引き受けるとは、抱え込むではなく、次の一手を打ち続けることです。

巨大な失敗も、過失も、取り返せない損失もあります。
そのとき責任は、気合で完結しません。

謝る。補償する。助けを借りる。制度を使う。再発を防ぐ。関係を調整する。
それでも残る傷は残ります。



責任とは、全部を背中に乗せるのではなく、結果を受け入れ、

その態度で現実に手を出し続けることです。



身体感覚と思考を敵にしない



尊重も責任も、頭で作る軸です。
でも人間は、頭だけで生きていません。

つい踏み込んでしまう。
どうしても許せない。
腹が立つ。怖い。焦る。
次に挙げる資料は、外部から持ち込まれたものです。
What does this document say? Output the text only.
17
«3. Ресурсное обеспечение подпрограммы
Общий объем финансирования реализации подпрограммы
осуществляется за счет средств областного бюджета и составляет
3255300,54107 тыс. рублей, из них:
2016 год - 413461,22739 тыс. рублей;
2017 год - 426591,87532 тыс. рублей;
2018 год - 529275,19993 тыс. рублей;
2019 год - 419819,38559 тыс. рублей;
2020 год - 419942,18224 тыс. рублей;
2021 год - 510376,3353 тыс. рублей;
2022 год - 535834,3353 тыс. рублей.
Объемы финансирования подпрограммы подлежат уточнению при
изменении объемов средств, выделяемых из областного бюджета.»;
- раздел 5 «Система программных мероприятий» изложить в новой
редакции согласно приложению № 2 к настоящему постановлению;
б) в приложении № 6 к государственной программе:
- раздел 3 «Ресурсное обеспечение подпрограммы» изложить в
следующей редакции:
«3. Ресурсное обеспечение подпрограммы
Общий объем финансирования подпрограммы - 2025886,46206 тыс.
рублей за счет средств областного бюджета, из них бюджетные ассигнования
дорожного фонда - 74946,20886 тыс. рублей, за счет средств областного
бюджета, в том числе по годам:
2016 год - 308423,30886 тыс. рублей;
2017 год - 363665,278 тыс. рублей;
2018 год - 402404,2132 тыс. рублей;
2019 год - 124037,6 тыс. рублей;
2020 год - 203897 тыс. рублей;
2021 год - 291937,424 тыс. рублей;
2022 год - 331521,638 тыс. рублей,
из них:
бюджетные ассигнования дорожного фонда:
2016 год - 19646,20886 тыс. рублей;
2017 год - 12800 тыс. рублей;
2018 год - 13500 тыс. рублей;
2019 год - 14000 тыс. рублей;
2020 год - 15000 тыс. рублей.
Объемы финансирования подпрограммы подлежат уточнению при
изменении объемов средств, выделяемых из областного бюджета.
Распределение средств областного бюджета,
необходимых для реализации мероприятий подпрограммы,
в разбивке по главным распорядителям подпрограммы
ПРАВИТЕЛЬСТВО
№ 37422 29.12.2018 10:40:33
恥ずかしい。

この思考は、消す対象ではありません。
多くの場合、境界線が破られそうだという警報です。
あるいは、自分の弱さが露出しそうだという警告です。



こんな思考を感じたら、正しさを振り回す前に、一回止まる。
呼吸が浅いなら、今は判断が荒くなっています。
荒い判断は、だいたい他人の領域を踏みます。



時間軸で定義を厚くする



尊重は、相手の今の領域だけでなく、未来の可能性を潰さないことです。
短期的に黙らせて整えるのは簡単ですが、長期的には関係を壊します。



責任は、その瞬間の引き受けで終わりません。
責任は一回の決意ではなく、継続です。



マニュアルが欲しくなったら、正解探しを一回止めてみる。
その代わりに、自分の中を見てください。

私は今、相手の領域に何の名目で踏み込もうとしているか。
私はこの結果を、修復の行動まで含めて引き受ける気があるか。



答えが出なくても構いません。
むしろ出ないほうが健全な場面もあります。

そして、この文章を信じないでください。
尊重と責任は、あなたに代わって判断してくれる魔法ではありません。
むしろ、あなたを迷いのど真ん中に引き戻すための重石です。

だから、正解が複数あっても、責任の行き先は一つです。
自分です。



マニュアル信仰の副作用


心理学を含め、マニュアルを唯一の正解だと信じると、
違う動きをする人が許せなくなります。



自分が縛られます。
他人も縛ります。



少しでも外れると、監視が始まります。
言い方が違う、態度が違う、選び方が違う。
そういう差に耐えられなくなる。

結果として、社会は窮屈になります。
正しさが増えるほど、呼吸が浅くなります。



具体的にはこういう形で出ます。

SNSで、正義が先に立ち、事情の確認が消える。
職場で、空気の正解が固定され、違う提案が潰される。
関係の近い場で、心配という名目で行動の許可制が始まる。



どれも共通しているのは、
尊重が消え、責任が放棄されていることです。



大切なこと
人生は丸かバツかではありません。
正解はない。

だからこそ、今の行動の指針が必要です。

その指針が、尊重と責任で統一すると、判断がブレにくくなります。





正しさを探しすぎると、人生はつまらなくなります。
正解が複数ある世界で生きるなら、

必要なのは万能の答えではなく、あなたの軸です。



尊重で他人の領域を守る。
責任で自分の選択を自分に戻す。